Hi, to add to this idea, it would be nice to be able completely lock one path against modification, basically using it as a stable reference.
I think that one scenario that often comes up is that your goal is not to eliminate all duplicates. Rather, you want to 'validate' one directory structure against another. This comes up when you manually back up or reorganize files from one location to another, and then want to verify that the target contains all the files from the source before deleting them.
To make this more concrete, I collect all the photos from the various family phones and manually sort them into a folder structure. Inside that structure, I sometimes create albums with intentional duplicates, so I do not really care about internal duplication there. I leave the photos on the phones though, so it is not immediately obvious which photos are already in the sorted structure. When I need to delete photos from the phones to make space, I want to ensure that all photos that I delete have been copied into the sorted structure. By marking the sorted structure as locked or 'for reference', I could easily delete all sorted photos from a phone, without accidentally deleting my albums within the sorted structure.

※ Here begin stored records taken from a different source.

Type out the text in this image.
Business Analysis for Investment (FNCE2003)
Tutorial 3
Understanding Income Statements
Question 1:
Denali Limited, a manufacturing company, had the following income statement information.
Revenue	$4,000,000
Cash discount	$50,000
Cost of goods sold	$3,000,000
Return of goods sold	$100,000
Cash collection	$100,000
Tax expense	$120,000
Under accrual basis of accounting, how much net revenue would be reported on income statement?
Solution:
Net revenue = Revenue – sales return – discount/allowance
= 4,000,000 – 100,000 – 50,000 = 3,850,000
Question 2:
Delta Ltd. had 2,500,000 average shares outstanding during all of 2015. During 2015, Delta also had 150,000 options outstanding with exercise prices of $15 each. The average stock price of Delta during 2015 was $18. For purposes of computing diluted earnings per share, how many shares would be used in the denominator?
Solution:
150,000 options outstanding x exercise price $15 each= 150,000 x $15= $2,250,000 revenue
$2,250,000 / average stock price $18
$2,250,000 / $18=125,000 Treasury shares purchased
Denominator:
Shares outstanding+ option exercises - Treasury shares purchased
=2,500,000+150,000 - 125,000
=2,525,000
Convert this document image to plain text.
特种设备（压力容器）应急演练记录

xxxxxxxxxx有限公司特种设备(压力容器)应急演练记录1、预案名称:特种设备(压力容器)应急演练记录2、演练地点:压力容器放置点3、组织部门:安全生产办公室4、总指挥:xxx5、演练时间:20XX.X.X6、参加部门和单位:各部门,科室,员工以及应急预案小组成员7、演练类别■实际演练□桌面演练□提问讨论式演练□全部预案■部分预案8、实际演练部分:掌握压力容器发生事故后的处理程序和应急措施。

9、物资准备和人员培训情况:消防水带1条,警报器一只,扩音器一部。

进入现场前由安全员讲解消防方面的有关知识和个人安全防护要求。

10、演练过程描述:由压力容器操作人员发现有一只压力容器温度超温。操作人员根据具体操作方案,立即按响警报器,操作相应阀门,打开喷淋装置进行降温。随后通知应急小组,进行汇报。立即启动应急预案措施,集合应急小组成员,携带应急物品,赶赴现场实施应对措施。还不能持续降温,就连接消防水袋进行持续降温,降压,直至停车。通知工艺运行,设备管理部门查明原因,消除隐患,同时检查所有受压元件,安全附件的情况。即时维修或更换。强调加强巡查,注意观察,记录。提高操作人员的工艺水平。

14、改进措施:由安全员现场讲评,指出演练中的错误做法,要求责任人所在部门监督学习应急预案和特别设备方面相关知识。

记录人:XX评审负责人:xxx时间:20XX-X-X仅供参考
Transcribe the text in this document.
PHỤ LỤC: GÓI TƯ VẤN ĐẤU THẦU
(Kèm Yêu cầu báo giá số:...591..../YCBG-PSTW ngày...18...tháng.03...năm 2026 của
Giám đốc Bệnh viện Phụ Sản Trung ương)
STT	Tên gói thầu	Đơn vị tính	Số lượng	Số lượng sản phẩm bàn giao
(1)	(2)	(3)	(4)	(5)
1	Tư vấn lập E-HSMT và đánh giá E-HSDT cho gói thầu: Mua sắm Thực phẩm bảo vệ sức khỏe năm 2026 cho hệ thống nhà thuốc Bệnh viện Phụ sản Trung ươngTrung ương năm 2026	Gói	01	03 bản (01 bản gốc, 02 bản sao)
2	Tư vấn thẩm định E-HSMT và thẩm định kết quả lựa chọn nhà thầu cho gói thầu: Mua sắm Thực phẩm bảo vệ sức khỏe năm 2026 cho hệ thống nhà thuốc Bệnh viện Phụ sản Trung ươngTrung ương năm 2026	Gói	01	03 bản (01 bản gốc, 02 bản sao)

There is an old discussion thread where people have the same requirement. The third party tool mentioned there offers such a locking mechanism, which is a really elegant and simple solution to the problem.
As a second point, I don't really use copies, but hard link clones for my albums. The find duplicates function does not distinguish between true copies and hard links to the same file. It would be nice to have that ability as an optional behavior, i.e. 'Ignore hard links' or 'do not flag hard links as duplicates'.